Di bawah Orde Baru, nama Lekra dibungkam, tetapi hari ini warisannya kembali dilihat. Selama tiga dekade, generasi Indonesia hanya mengenal Lembaga Kebudayaan Rakyat (Lekra) melalui stigma: organisasi seniman yang menjadi "perpanjangan tangan PKI." Namun, di balik pelabelan itu, Lekra pernah menjadi salah satu kekuatan kebudayaan terbesar di Indonesia, dengan lebih dari 100.000 anggota yang terdiri dari sastrawan, perupa, musisi, hingga teaterawan. Lewat Lekra, organisasi ini ingin mengajak para seniman mewujudkan Republik Indonesia yang demokratis.
Lahirnya "Seni untuk Rakyat"
Lekra didirikan pada 17 Agustus 1950 oleh DN Aidit, Nyoto, MS Ashar, dan AS Dharta, dengan gagasan kebudayaan kerakyatan. Organisasi ini merumuskan metode 1-5-1: meluas-meninggi, tinggi mutu dan ideologi, tradisi baik dan kekinian revolusioner, kreativitas individual dan kearifan massa, serta realisme sosial dan romantis revolusioner.
Konsep "meluas meninggi" berarti memperluas kegiatan seni ke berbagai daerah sekaligus meningkatkan kualitasnya.
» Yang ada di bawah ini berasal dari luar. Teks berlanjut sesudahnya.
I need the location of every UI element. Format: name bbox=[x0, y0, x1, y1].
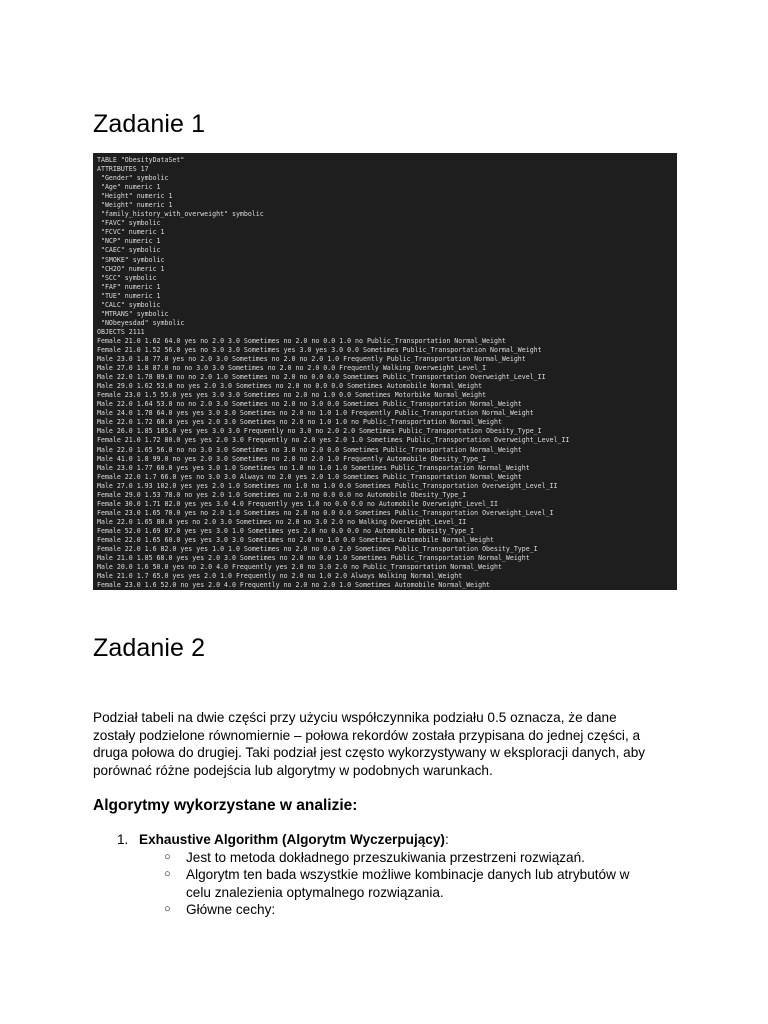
title-colon: : bbox=[444, 832, 449, 847]
terminal-line: Male 21.0 1.85 68.0 yes yes 2.0 3.0 Sometimes no 2.0 no 0.0 1.0 Sometimes Public_Transportation Normal_Weight bbox=[97, 554, 530, 563]
terminal-line: Male 20.0 1.6 50.0 yes no 2.0 4.0 Frequently yes 2.0 no 3.0 2.0 no Public_Transportation Normal_Weight bbox=[97, 563, 502, 572]
terminal-line: "FAVC" symbolic bbox=[97, 219, 161, 228]
bullet-text: Algorytm ten bada wszystkie możliwe kombinacje danych lub atrybutów w bbox=[186, 867, 630, 882]
list-item-exhaustive bbox=[93, 831, 693, 849]
terminal-line: "Weight" numeric 1 bbox=[97, 201, 173, 210]
terminal-line: Male 27.0 1.8 87.0 no no 3.0 3.0 Sometimes no 2.0 no 2.0 0.0 Frequently Walking Overweight_Level_I bbox=[97, 364, 487, 373]
terminal-line: "CALC" symbolic bbox=[97, 300, 161, 309]
terminal-line: TABLE "ObesityDataSet" bbox=[97, 156, 185, 164]
terminal-line: Female 29.0 1.53 78.0 no yes 2.0 1.0 Sometimes no 2.0 no 0.0 0.0 no Automobile Obesity_Type_I bbox=[97, 490, 467, 499]
terminal-line: Male 26.0 1.85 105.0 yes yes 3.0 3.0 Frequently no 3.0 no 2.0 2.0 Sometimes Public_Transportation Obesity_Type_I bbox=[97, 427, 542, 436]
terminal-line: Male 22.0 1.65 56.0 no no 3.0 3.0 Sometimes no 3.0 no 2.0 0.0 Sometimes Public_Transportation Normal_Weight bbox=[97, 445, 522, 454]
terminal-line: "Age" numeric 1 bbox=[97, 183, 161, 192]
terminal-line: "TUE" numeric 1 bbox=[97, 291, 161, 300]
terminal-line: Female 21.0 1.52 56.0 yes no 3.0 3.0 Sometimes yes 3.0 yes 3.0 0.0 Sometimes Public_Transportation Normal_Weight bbox=[97, 345, 542, 354]
terminal-line: "MTRANS" symbolic bbox=[97, 309, 169, 318]
sub-bullet-item bbox=[93, 901, 693, 919]
terminal-line: "Gender" symbolic bbox=[97, 174, 169, 183]
terminal-line: Female 30.0 1.71 82.0 yes yes 3.0 4.0 Frequently yes 1.0 no 0.0 0.0 no Automobile Overweight_Level_II bbox=[97, 499, 498, 508]
terminal-line: "Height" numeric 1 bbox=[97, 192, 173, 201]
terminal-output bbox=[93, 153, 677, 590]
terminal-line: Male 22.0 1.72 68.0 yes yes 2.0 3.0 Sometimes no 2.0 no 1.0 1.0 no Public_Transportation Normal_Weight bbox=[97, 418, 502, 427]
sub-bullet-list bbox=[93, 849, 693, 919]
algorithm-title: Exhaustive Algorithm (Algorytm Wyczerpujący) bbox=[139, 832, 445, 847]
terminal-line: Female 22.0 1.6 82.0 yes yes 1.0 1.0 Sometimes no 2.0 no 0.0 2.0 Sometimes Public_Transportation Obesity_Type_I bbox=[97, 545, 538, 554]
paragraph-line: zostały podzielone równomiernie – połowa rekordów została przypisana do jednej części, a bbox=[93, 727, 641, 743]
paragraph-line: porównać różne podejścia lub algorytmy w podobnych warunkach. bbox=[93, 762, 493, 778]
section-title-zadanie-1: Zadanie 1 bbox=[93, 110, 206, 138]
terminal-line: "NCP" numeric 1 bbox=[97, 237, 161, 246]
sub-bullet-item bbox=[93, 849, 693, 867]
terminal-line: Male 24.0 1.78 64.0 yes yes 3.0 3.0 Sometimes no 2.0 no 1.0 1.0 Frequently Public_Transportation Normal_Weight bbox=[97, 409, 534, 418]
terminal-line: ATTRIBUTES 17 bbox=[97, 165, 149, 174]
terminal-line: Female 21.0 1.62 64.0 yes no 2.0 3.0 Sometimes no 2.0 no 0.0 1.0 no Public_Transportation Normal_Weight bbox=[97, 336, 506, 345]
bullet-text: Główne cechy: bbox=[186, 902, 276, 917]
list-number: 1. bbox=[117, 832, 129, 847]
terminal-line: Male 29.0 1.62 53.0 no yes 2.0 3.0 Sometimes no 2.0 no 0.0 0.0 Sometimes Automobile Normal_Weight bbox=[97, 382, 483, 391]
bullet-text: celu znalezienia optymalnego rozwiązania. bbox=[186, 884, 444, 900]
algorithms-list bbox=[93, 831, 693, 919]
terminal-line: "SCC" symbolic bbox=[97, 273, 157, 282]
terminal-line: "NObeyesdad" symbolic bbox=[97, 318, 185, 327]
algorithms-heading: Algorytmy wykorzystane w analizie: bbox=[93, 797, 358, 814]
paragraph-line: Podział tabeli na dwie części przy użyciu współczynnika podziału 0.5 oznacza, że dane bbox=[93, 710, 617, 725]
circle-bullet-icon: ○ bbox=[164, 868, 171, 880]
terminal-line: Female 23.0 1.6 52.0 no yes 2.0 4.0 Frequently no 2.0 no 2.0 1.0 Sometimes Automobile Normal_Weight bbox=[97, 581, 491, 590]
terminal-line: Female 21.0 1.72 80.0 yes yes 2.0 3.0 Frequently no 2.0 yes 2.0 1.0 Sometimes Public_Transportation Overweight_Level_II bbox=[97, 436, 570, 445]
terminal-line: "SMOKE" symbolic bbox=[97, 255, 165, 264]
terminal-line: Female 23.0 1.65 70.0 yes no 2.0 1.0 Sometimes no 2.0 no 0.0 0.0 Sometimes Public_Transportation Overweight_Level_I bbox=[97, 508, 554, 517]
terminal-line: "FAF" numeric 1 bbox=[97, 282, 161, 291]
terminal-line: Male 22.0 1.78 89.8 no no 2.0 1.0 Sometimes no 2.0 no 0.0 0.0 Sometimes Public_Transportation Overweight_Level_II bbox=[97, 373, 546, 382]
circle-bullet-icon: ○ bbox=[164, 850, 171, 863]
sub-bullet-item bbox=[93, 866, 693, 901]
terminal-line: "FCVC" numeric 1 bbox=[97, 228, 165, 237]
terminal-line: Male 27.0 1.93 102.0 yes yes 2.0 1.0 Sometimes no 1.0 no 1.0 0.0 Sometimes Public_Transportation Overweight_Level_II bbox=[97, 481, 558, 490]
terminal-line: Female 52.0 1.69 87.0 yes yes 3.0 1.0 Sometimes yes 2.0 no 0.0 0.0 no Automobile Obesity_Type_I bbox=[97, 526, 475, 535]
bullet-text: Jest to metoda dokładnego przeszukiwania przestrzeni rozwiązań. bbox=[186, 849, 585, 865]
terminal-line: Male 23.0 1.8 77.0 yes no 2.0 3.0 Sometimes no 2.0 no 2.0 1.0 Frequently Public_Transportation Normal_Weight bbox=[97, 355, 526, 364]
description-paragraph bbox=[93, 709, 683, 779]
terminal-line: "family_history_with_overweight" symbolic bbox=[97, 210, 264, 219]
circle-bullet-icon: ○ bbox=[164, 903, 171, 915]
section-title-zadanie-2: Zadanie 2 bbox=[93, 634, 206, 662]
terminal-line: Female 23.0 1.5 55.0 yes yes 3.0 3.0 Sometimes no 2.0 no 1.0 0.0 Sometimes Motorbike Normal_Weight bbox=[97, 391, 487, 400]
terminal-line: OBJECTS 2111 bbox=[97, 327, 145, 336]
terminal-screenshot bbox=[93, 153, 677, 590]
terminal-line: Male 23.0 1.77 60.0 yes yes 3.0 1.0 Sometimes no 1.0 no 1.0 1.0 Sometimes Public_Transportation Normal_Weight bbox=[97, 463, 530, 472]
paragraph-line: druga połowa do drugiej. Taki podział jest często wykorzystywany w eksploracji danych, aby bbox=[93, 745, 646, 760]
terminal-line: "CAEC" symbolic bbox=[97, 246, 161, 255]
terminal-line: Female 22.0 1.65 60.0 yes yes 3.0 3.0 Sometimes no 2.0 no 1.0 0.0 Sometimes Automobile Normal_Weight bbox=[97, 535, 494, 544]
terminal-line: Male 41.0 1.8 99.0 no yes 2.0 3.0 Sometimes no 2.0 no 2.0 1.0 Frequently Automobile Obesity_Type_I bbox=[97, 454, 487, 463]
terminal-line: "CH2O" numeric 1 bbox=[97, 264, 165, 273]
terminal-line: Male 22.0 1.65 80.0 yes no 2.0 3.0 Sometimes no 2.0 no 3.0 2.0 no Walking Overweight_Level_II bbox=[97, 517, 467, 526]
terminal-line: Male 21.0 1.7 65.0 yes yes 2.0 1.0 Frequently no 2.0 no 1.0 2.0 Always Walking Normal_Weight bbox=[97, 572, 463, 581]
terminal-line: Male 22.0 1.64 53.0 no no 2.0 3.0 Sometimes no 2.0 no 3.0 0.0 Sometimes Public_Transportation Normal_Weight bbox=[97, 400, 522, 409]
terminal-line: Female 22.0 1.7 66.0 yes no 3.0 3.0 Always no 2.0 yes 2.0 1.0 Sometimes Public_Transportation Normal_Weight bbox=[97, 472, 522, 481]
Dari prinsip inilah lahir jargon "seni untuk rakyat." Seniman Lekra turun ke desa, sawah, hingga pabrik, membawa seni keluar dari ruang elitis. Mereka menegaskan posisi: politik adalah panglima.
Seni Tidak Lepas dari Politik
Sejak awal, Lekra menolak anggapan seni harus netral. Mereka meyakini seni berkaitan langsung dengan realisme sosial. Karya-karya yang lahir banyak menggambarkan kehidupan rakyat kecil---buruh, petani, dan masyarakat miskin kota.
Namun, pandangan ini menuai kritik. Sejumlah seniman menilai kreativitas dikorbankan demi garis ideologi. Polemik paling terkenal muncul dalam perdebatan Lekra versus Manifes Kebudayaan (Manikebu) pada awal 1960-an.
Polemik Lekra vs Manikebu
Manikebu, yang dipimpin Goenawan Mohamad dengan sekretaris Bokor Hutasuhut, menolak subordinasi seni pada politik. Rapat perumusan pada 23 Agustus 1963 dihadiri tokoh seperti HB Jassin, Bur Rustanto, dan Soe Hok Djin. Sidang pengesahan sehari kemudian memicu pertarungan ideologi yang keras di era Demokrasi Terpimpin.
Sebagai pengimbang Lekra yang makin dominan, Manikebu justru sempat dilarang oleh pemerintah Orde Lama. Buku-buku penulis Manikebu tidak boleh beredar. Namun, keadaan berbalik setelah Soeharto berkuasa. Karya-karya Manikebu kembali diterbitkan Balai Pustaka, sementara buku-buku Lekra dibredel serta dibakar.